An Undisclosed Location | 9 months, 1 week ago (10 hours, 50 minutes after post)
Anonymous wrote:
Thanks for your responses.I feel terribly ashamed of my personal weaknesses and depression. But the thought of sharing that part of myself with anyone again for any reason, let alone to manipulate them for the sake of attention, is devastating to me. I would rather maintain the appearance of happiness and forever hide the awful dark part of myself from everyone in the silence of my mind.
You did not manipulate us for attention, but you did just tell a whole room full of strangers. I would think being able to reveal this to family would be easier not harder. If we could reach out and touch you we would do so. Please tell your family honestly what is going on. Or do you also wish to become hospitalized again?
I’ve been thinking about what you all have said. I certainly do not want to ever be hospitalized again.
However, I’m realizing that there is another layer of complication that makes me reluctant to tell anyone again. I myself do not trust what I am feeling. I’ve been on the depressed-manic train for so long, it’s hard for me to tell when I am depressed versus simply sad. I know that I don’t feel happy or even blah right now. I definitely feel sad, but how can I distinguish between normal sad and depression anymore? I don’t feel suicidal, so I at least know that my depressive or sad feelings aren’t as severe as they have been.
If I risk telling my family and friends or my doctor that I am sad, won’t they also be quick to conclude that it is depression which warrants the attention and worried interactions I don’t want? I guess life is confusing for everyone. My family never shares problems with each other and I don’t want to again be the “sick” and “weak” one who needs to be protected. That’s the risk of sharing any feelings with my family at all.
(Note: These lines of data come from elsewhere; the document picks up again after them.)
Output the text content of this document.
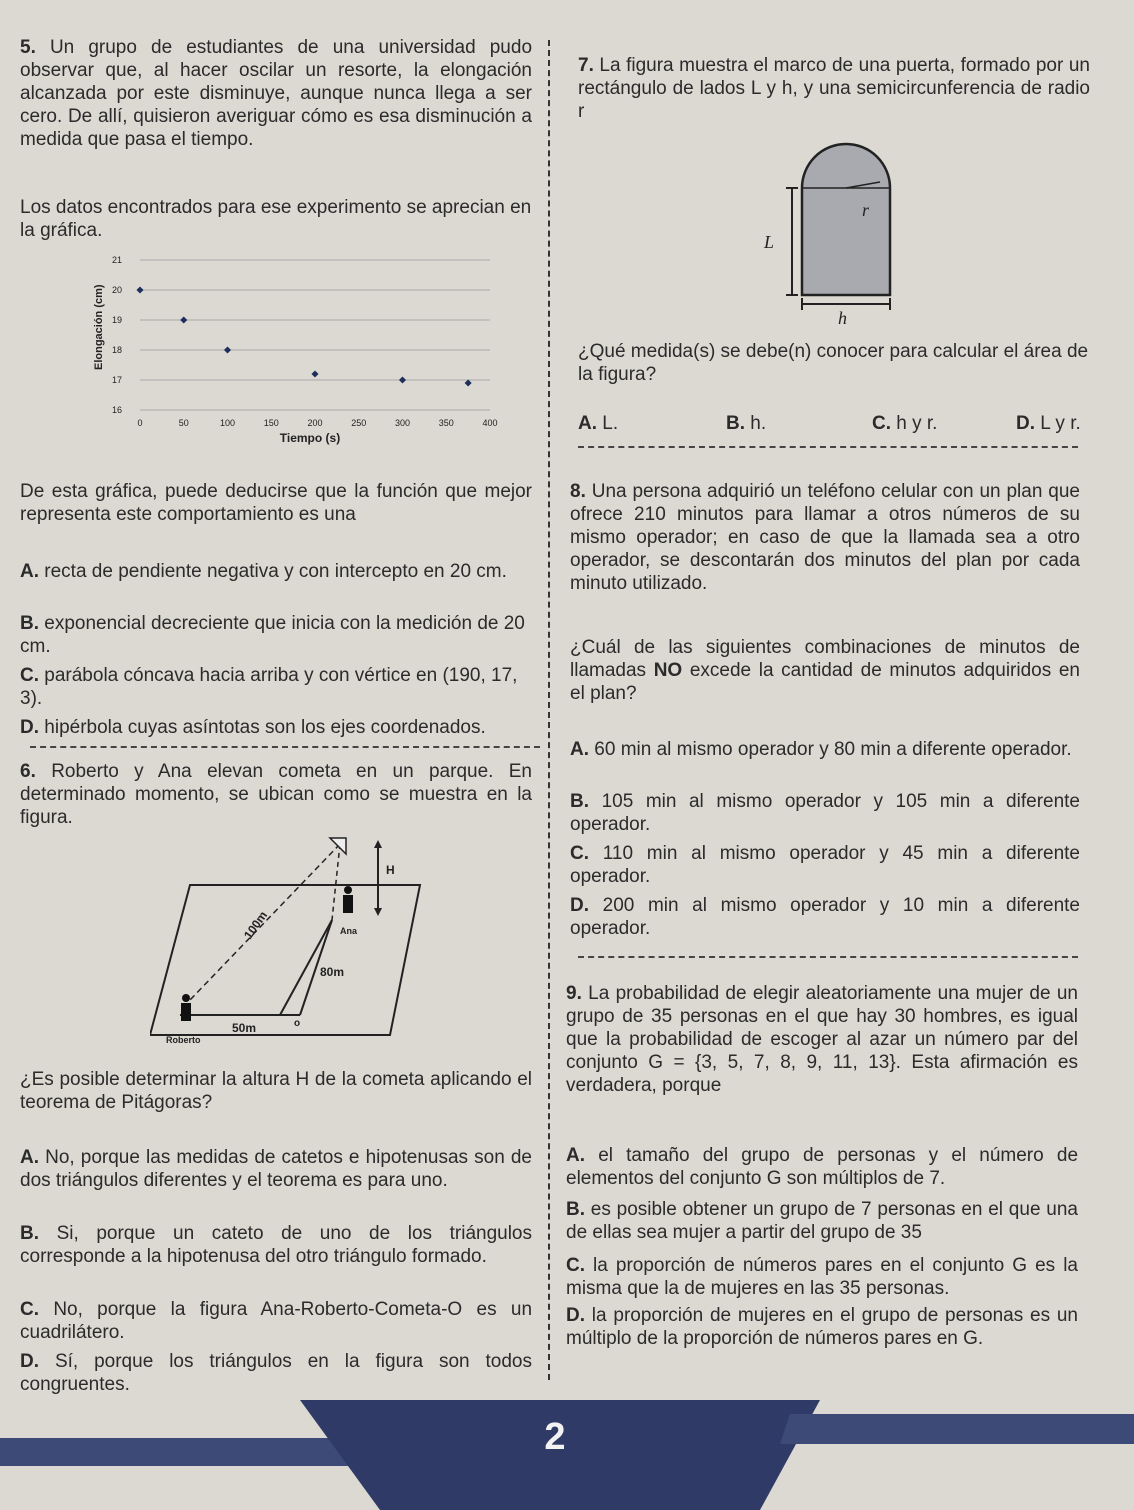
5. Un grupo de estudiantes de una universidad pudo observar que, al hacer oscilar un resorte, la elongación alcanzada por este disminuye, aunque nunca llega a ser cero. De allí, quisieron averiguar cómo es esa disminución a medida que pasa el tiempo.
Los datos encontrados para ese experimento se aprecian en la gráfica.
16
17
18
19
20
21
0	50	100	150	200	250	300	350	400
Elongación (cm)
Tiempo (s)
De esta gráfica, puede deducirse que la función que mejor representa este comportamiento es una
A. recta de pendiente negativa y con intercepto en 20 cm.
B. exponencial decreciente que inicia con la medición de 20 cm.
C. parábola cóncava hacia arriba y con vértice en (190, 17, 3).
D. hipérbola cuyas asíntotas son los ejes coordenados.
6. Roberto y Ana elevan cometa en un parque. En determinado momento, se ubican como se muestra en la figura.
H
Ana
100m
80m
50m	o
Roberto
¿Es posible determinar la altura H de la cometa aplicando el teorema de Pitágoras?
A. No, porque las medidas de catetos e hipotenusas son de dos triángulos diferentes y el teorema es para uno.
B. Si, porque un cateto de uno de los triángulos corresponde a la hipotenusa del otro triángulo formado.
C. No, porque la figura Ana-Roberto-Cometa-O es un cuadrilátero.
D. Sí, porque los triángulos en la figura son todos congruentes.
7. La figura muestra el marco de una puerta, formado por un rectángulo de lados L y h, y una semicircunferencia de radio r
r
L
h
¿Qué medida(s) se debe(n) conocer para calcular el área de la figura?
A. L.	B. h.	C. h y r.	D. L y r.
8. Una persona adquirió un teléfono celular con un plan que ofrece 210 minutos para llamar a otros números de su mismo operador; en caso de que la llamada sea a otro operador, se descontarán dos minutos del plan por cada minuto utilizado.
¿Cuál de las siguientes combinaciones de minutos de llamadas NO excede la cantidad de minutos adquiridos en el plan?
A. 60 min al mismo operador y 80 min a diferente operador.
B. 105 min al mismo operador y 105 min a diferente operador.
C. 110 min al mismo operador y 45 min a diferente operador.
D. 200 min al mismo operador y 10 min a diferente operador.
9. La probabilidad de elegir aleatoriamente una mujer de un grupo de 35 personas en el que hay 30 hombres, es igual que la probabilidad de escoger al azar un número par del conjunto G = {3, 5, 7, 8, 9, 11, 13}. Esta afirmación es verdadera, porque
A. el tamaño del grupo de personas y el número de elementos del conjunto G son múltiplos de 7.
B. es posible obtener un grupo de 7 personas en el que una de ellas sea mujer a partir del grupo de 35
C. la proporción de números pares en el conjunto G es la misma que la de mujeres en las 35 personas.
D. la proporción de mujeres en el grupo de personas es un múltiplo de la proporción de números pares en G.
2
That is a constant struggle isn’t it. Always having to question “Is this a valid emotion to be having. She this situation be making me feel this way. Is this a normal feeling for this situation.” It gets tiring always having to question your own thoughts and emotions all the time.
I used the burns test to help me know where I am on the depression scale. http://www.suicideforum.com/bdc/index… When you answer the questions, you want to think about how you have been feeling over the past week, not just how you are feeling right this moment. Becasue moment to moment you may feel better or worse. But if you look at how you have generaly felt over the past week or two, you will get a better view of how your doing.
I can understand why you are reluctant to tell your family but always tell your doctor or therapist. Let them ask you questions so they can help figure out if it is a depressive episode are just normal sadness.